Rick has purchased two shares in Shoes R Us Pty Ltd for $50,000. Rick is a non-executive director; however, he is unhappy with the current affairs of the company. Rick has received no dividends this year and Rachael and Tanya have decided that they would not pay the dividends to the shareholders this year. It was noted that Rachael and Tanya were making use of the benefits of the company for their personal use and they were continuously breaching their rights as a director. Based on the facts, the issue that arises here is, whether Rick has any rights as a shareholder against the directors of the company.
Section 1.5.6 of the Corporations Act, 2001, deals with the shares and shareholders of the company[17]. A shareholder of the company has many rights and powers in a company related to the exchange in the company. A shareholder is considered as a part owner of the company. A shareholder is considered as a legal entity of the company. Companies should have at least one shareholder in the company and they have the right to hold up to fifty shares in the company. The general rule is that, because of the investment that a shareholder holds in a company they receive equivalent rights in the company[18]. Generally, many companies have one only one class of share but in Australia a shareholder can hold many other classes of share. A shareholder enjoys the following rights in the company: firstly, the shareholder of the company has voting rights on specific issues such as election of a director or dismissal of the director (sections 250E, 254A--254B)[19]. Secondly, shareholders have the right to transfer their ownership to some other person. However, a restriction is imposed in such a situation. The shareholders of the company have the right to receive reports and announcements. The shareholders of the company have the right to receive dividends and other distribution (sections 1091D--1091E)[20]. A company is entitled to pay dividend twice a year and shareholdings come with franking credits. Shareholders of the company are entitled to receive dividends from the company. This is a very important right of the shareholder and they are entitled to receive it after it from the company. Part 2F. 1A of the Act has given the right to the shareholders to bring an action against the directors or against the company[21].
Consequences of a Breach of the Corporations Act
In this case, Rick can hold the directors liable for breaching their general duties under sections 180 until 183 of the Act.

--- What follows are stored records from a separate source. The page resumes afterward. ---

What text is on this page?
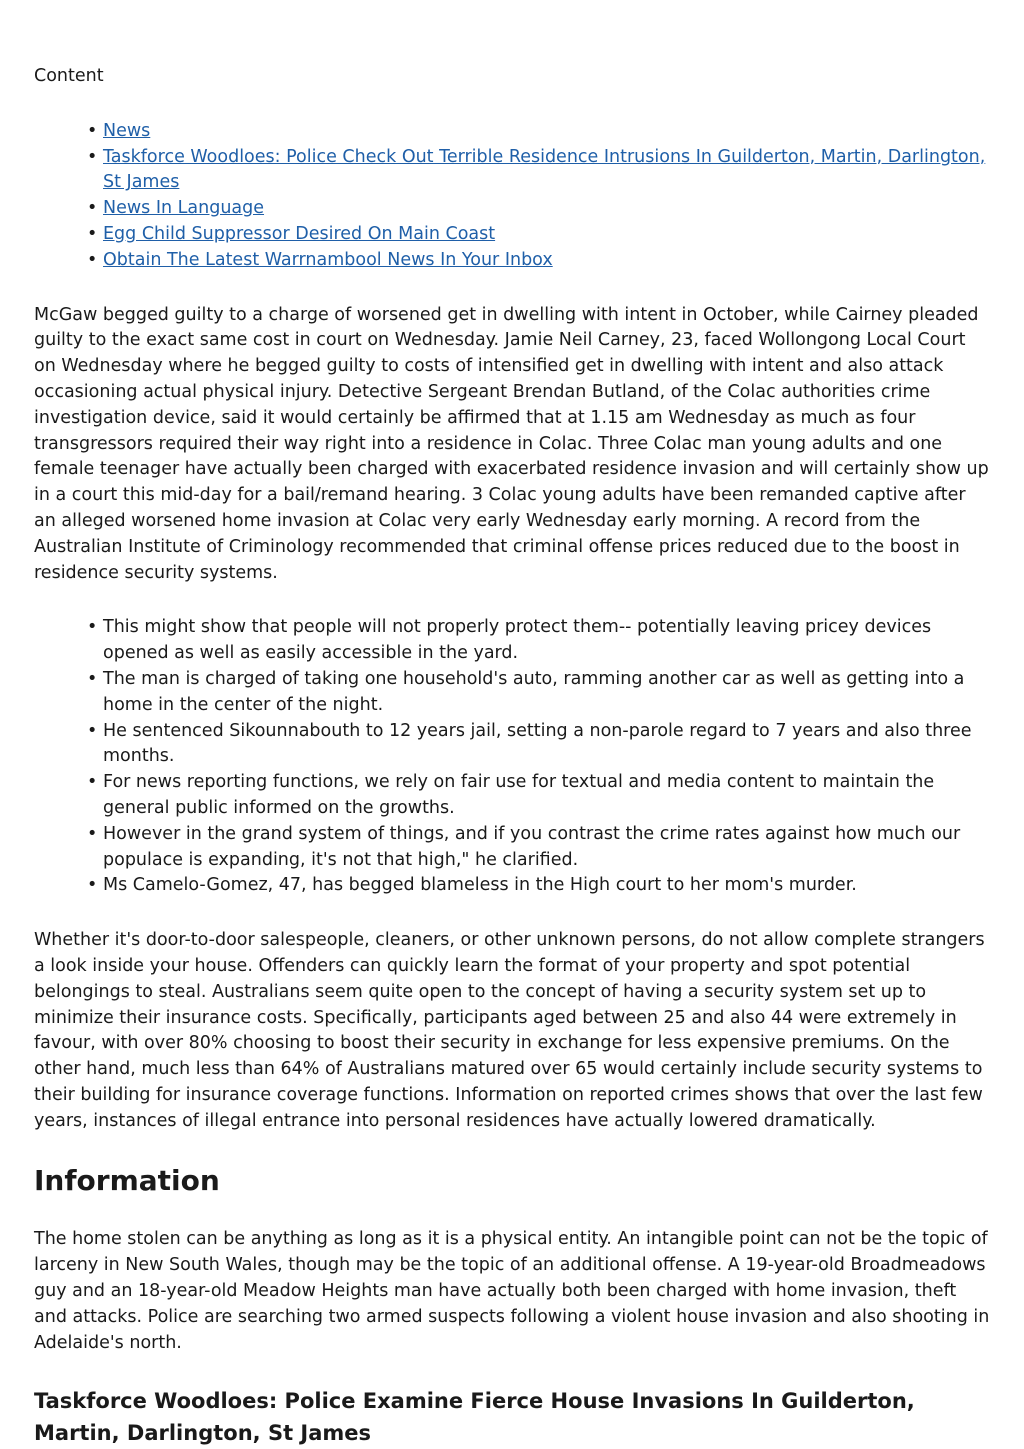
Content
• News
• Taskforce Woodloes: Police Check Out Terrible Residence Intrusions In Guilderton, Martin, Darlington, St James
• News In Language
• Egg Child Suppressor Desired On Main Coast
• Obtain The Latest Warrnambool News In Your Inbox

McGaw begged guilty to a charge of worsened get in dwelling with intent in October, while Cairney pleaded guilty to the exact same cost in court on Wednesday. Jamie Neil Carney, 23, faced Wollongong Local Court on Wednesday where he begged guilty to costs of intensified get in dwelling with intent and also attack occasioning actual physical injury. Detective Sergeant Brendan Butland, of the Colac authorities crime investigation device, said it would certainly be affirmed that at 1.15 am Wednesday as much as four transgressors required their way right into a residence in Colac. Three Colac man young adults and one female teenager have actually been charged with exacerbated residence invasion and will certainly show up in a court this mid-day for a bail/remand hearing. 3 Colac young adults have been remanded captive after an alleged worsened home invasion at Colac very early Wednesday early morning. A record from the Australian Institute of Criminology recommended that criminal offense prices reduced due to the boost in residence security systems.

• This might show that people will not properly protect them-- potentially leaving pricey devices opened as well as easily accessible in the yard.
• The man is charged of taking one household's auto, ramming another car as well as getting into a home in the center of the night.
• He sentenced Sikounnabouth to 12 years jail, setting a non-parole regard to 7 years and also three months.
• For news reporting functions, we rely on fair use for textual and media content to maintain the general public informed on the growths.
• However in the grand system of things, and if you contrast the crime rates against how much our populace is expanding, it's not that high," he clarified.
• Ms Camelo-Gomez, 47, has begged blameless in the High court to her mom's murder.

Whether it's door-to-door salespeople, cleaners, or other unknown persons, do not allow complete strangers a look inside your house. Offenders can quickly learn the format of your property and spot potential belongings to steal. Australians seem quite open to the concept of having a security system set up to minimize their insurance costs. Specifically, participants aged between 25 and also 44 were extremely in favour, with over 80% choosing to boost their security in exchange for less expensive premiums. On the other hand, much less than 64% of Australians matured over 65 would certainly include security systems to their building for insurance coverage functions. Information on reported crimes shows that over the last few years, instances of illegal entrance into personal residences have actually lowered dramatically.

Information

The home stolen can be anything as long as it is a physical entity. An intangible point can not be the topic of larceny in New South Wales, though may be the topic of an additional offense. A 19-year-old Broadmeadows guy and an 18-year-old Meadow Heights man have actually both been charged with home invasion, theft and attacks. Police are searching two armed suspects following a violent house invasion and also shooting in Adelaide's north.

Taskforce Woodloes: Police Examine Fierce House Invasions In Guilderton, Martin, Darlington, St James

An action may be brought by the shareholder against the directors for the breach of their duty or the shareholders against the company for claiming the compensation that they are liable to receive may bring an action. In the same way, Rick as a legal shareholder of the company may bring an action against the directors of Shoes R Us Pty Ltd. Additionally, Rick may also file a suit against the director for injunction, compensation or rescission of the shareholder’s right.
Conclusion:
The rights and powers of the shareholders of the company are related to the voice they have in the running of the company. However, the rights of the shareholder differ from one company to the other company and depends to the class of shares that each of the shareholders hold. There are related differences depending on the percentage of shares they hold in the company[22]. However, this does not make the shareholders devoid of their rights and in case of oppression; they may make the directors or the company liable for their actions.